On the original Xbox *sure*. But you’re using superior hardware on an older game.
huh? are you not using superior hardware with a superior software engine?
stepping?
In this case, not really. Most of the coding is held over from the original game. This is emulation after all, not an actual redo of the game in a brand new engine.
This kind of issue pops up when there’s a problem with interpretation. In layman’s terms, the framerate dips as the machine struggles to read the instructions right. This is my key suspect given it’s not just Reach having problems.

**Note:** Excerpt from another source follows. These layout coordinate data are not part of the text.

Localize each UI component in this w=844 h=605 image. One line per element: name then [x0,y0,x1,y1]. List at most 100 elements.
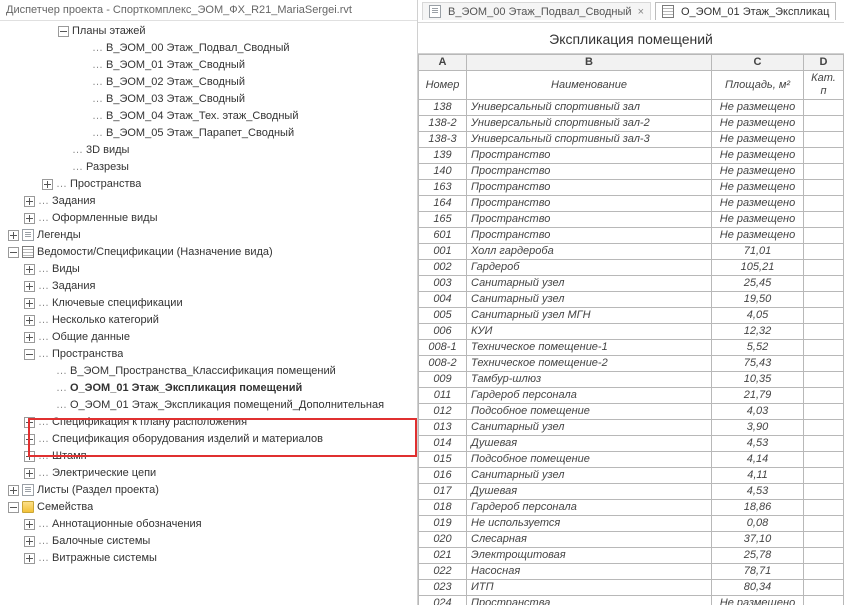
table-row[interactable]: 012Подсобное помещение4,03 [419,404,844,420]
tree-item[interactable]: …Общие данные [0,329,417,346]
cell[interactable] [804,260,844,276]
cell[interactable]: Не размещено [712,132,804,148]
cell[interactable]: 138 [419,100,467,116]
tree-item[interactable]: …О_ЭОМ_01 Этаж_Экспликация помещений_Доп… [0,397,417,414]
cell[interactable]: 21,79 [712,388,804,404]
table-row[interactable]: 015Подсобное помещение4,14 [419,452,844,468]
cell[interactable]: 017 [419,484,467,500]
cell[interactable]: Пространство [467,228,712,244]
table-row[interactable]: 023ИТП80,34 [419,580,844,596]
col-letter[interactable]: C [712,55,804,71]
tree-item[interactable]: …Пространства [0,176,417,193]
tree-item[interactable]: …Спецификация к плану расположения [0,414,417,431]
cell[interactable]: 014 [419,436,467,452]
expander-icon[interactable] [24,553,35,564]
cell[interactable]: 4,11 [712,468,804,484]
expander-icon[interactable] [8,230,19,241]
tree-item[interactable]: …Штамп [0,448,417,465]
table-row[interactable]: 601ПространствоНе размещено [419,228,844,244]
expander-icon[interactable] [58,26,69,37]
cell[interactable]: 25,45 [712,276,804,292]
cell[interactable]: Пространство [467,148,712,164]
table-row[interactable]: 163ПространствоНе размещено [419,180,844,196]
cell[interactable]: Техническое помещение-1 [467,340,712,356]
cell[interactable]: 022 [419,564,467,580]
tree-item[interactable]: Планы этажей [0,23,417,40]
expander-icon[interactable] [8,247,19,258]
table-row[interactable]: 019Не используется0,08 [419,516,844,532]
col-letter[interactable]: A [419,55,467,71]
tab-inactive[interactable]: В_ЭОМ_00 Этаж_Подвал_Сводный × [422,2,651,20]
cell[interactable]: 601 [419,228,467,244]
cell[interactable]: 138-2 [419,116,467,132]
cell[interactable] [804,292,844,308]
tree-item[interactable]: …В_ЭОМ_02 Этаж_Сводный [0,74,417,91]
cell[interactable]: Не размещено [712,116,804,132]
expander-icon[interactable] [24,264,35,275]
cell[interactable] [804,324,844,340]
cell[interactable]: Универсальный спортивный зал-2 [467,116,712,132]
expander-icon[interactable] [8,502,19,513]
cell[interactable]: 021 [419,548,467,564]
cell[interactable]: 138-3 [419,132,467,148]
table-row[interactable]: 004Санитарный узел19,50 [419,292,844,308]
cell[interactable] [804,484,844,500]
cell[interactable] [804,180,844,196]
tree-item[interactable]: …Ключевые спецификации [0,295,417,312]
cell[interactable]: 4,14 [712,452,804,468]
cell[interactable]: 37,10 [712,532,804,548]
cell[interactable]: Техническое помещение-2 [467,356,712,372]
cell[interactable]: Пространства [467,596,712,605]
cell[interactable]: 139 [419,148,467,164]
table-row[interactable]: 138Универсальный спортивный залНе размещ… [419,100,844,116]
tree-item[interactable]: Семейства [0,499,417,516]
cell[interactable]: 19,50 [712,292,804,308]
cell[interactable]: Не размещено [712,596,804,605]
expander-icon[interactable] [24,281,35,292]
cell[interactable]: Санитарный узел МГН [467,308,712,324]
expander-icon[interactable] [24,213,35,224]
cell[interactable] [804,532,844,548]
table-row[interactable]: 024ПространстваНе размещено [419,596,844,605]
tree-item[interactable]: …В_ЭОМ_03 Этаж_Сводный [0,91,417,108]
cell[interactable]: 020 [419,532,467,548]
cell[interactable]: Подсобное помещение [467,404,712,420]
cell[interactable] [804,308,844,324]
tree-item[interactable]: …Задания [0,278,417,295]
cell[interactable] [804,148,844,164]
cell[interactable]: 005 [419,308,467,324]
expander-icon[interactable] [24,519,35,530]
tree-item[interactable]: …В_ЭОМ_01 Этаж_Сводный [0,57,417,74]
cell[interactable] [804,452,844,468]
cell[interactable]: Насосная [467,564,712,580]
col-header[interactable]: Площадь, м² [712,71,804,100]
tree-item[interactable]: …О_ЭОМ_01 Этаж_Экспликация помещений [0,380,417,397]
table-row[interactable]: 016Санитарный узел4,11 [419,468,844,484]
table-row[interactable]: 003Санитарный узел25,45 [419,276,844,292]
cell[interactable] [804,388,844,404]
cell[interactable]: Гардероб [467,260,712,276]
cell[interactable] [804,580,844,596]
table-row[interactable]: 009Тамбур-шлюз10,35 [419,372,844,388]
cell[interactable]: Не размещено [712,148,804,164]
cell[interactable] [804,116,844,132]
cell[interactable] [804,500,844,516]
cell[interactable] [804,404,844,420]
cell[interactable] [804,212,844,228]
cell[interactable] [804,436,844,452]
cell[interactable]: Пространство [467,212,712,228]
table-row[interactable]: 017Душевая4,53 [419,484,844,500]
col-header[interactable]: Наименование [467,71,712,100]
table-row[interactable]: 008-2Техническое помещение-275,43 [419,356,844,372]
expander-icon[interactable] [24,332,35,343]
cell[interactable]: Пространство [467,196,712,212]
cell[interactable]: 0,08 [712,516,804,532]
cell[interactable]: 5,52 [712,340,804,356]
project-browser-tree[interactable]: Планы этажей…В_ЭОМ_00 Этаж_Подвал_Сводны… [0,21,417,569]
cell[interactable]: Душевая [467,436,712,452]
cell[interactable] [804,196,844,212]
tree-item[interactable]: …Балочные системы [0,533,417,550]
close-icon[interactable]: × [638,6,644,18]
cell[interactable]: Подсобное помещение [467,452,712,468]
col-letter[interactable]: D [804,55,844,71]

Now… There’s a slight flaw in any excuse one could give for this. Because the 360 is still in production. By the same company. The hardware and architecture of both are known to you, so writing an interpreter should be rather easy.
It’s ‘backward compatibility’ without the s, and not ‘backwards compatibility’.
http://www.xbox.com/en-AU/xbox-one/backward-compatibility
Well with this one it is definitely backwards, especially playing online and it drops so bad.
<3 potatos
Yeah, I’m gonna go just Play Halo Reach on my PC.
Oh wait…
Just do a MCC (without the stuff ups) and remaster Reach for the Xbox One.
Halo… I miss the real good old halo, it’s gameplay formula was the best. But now 343 turned it into another generic soulless shooter, so sad 🙁
To be fair, initially Mass Effect ran like dog shit in backward compatibility mode… but they patched it, and have continued to do so.
They’ve patched Reach at least once so far… and I doubt they’ll stop with that.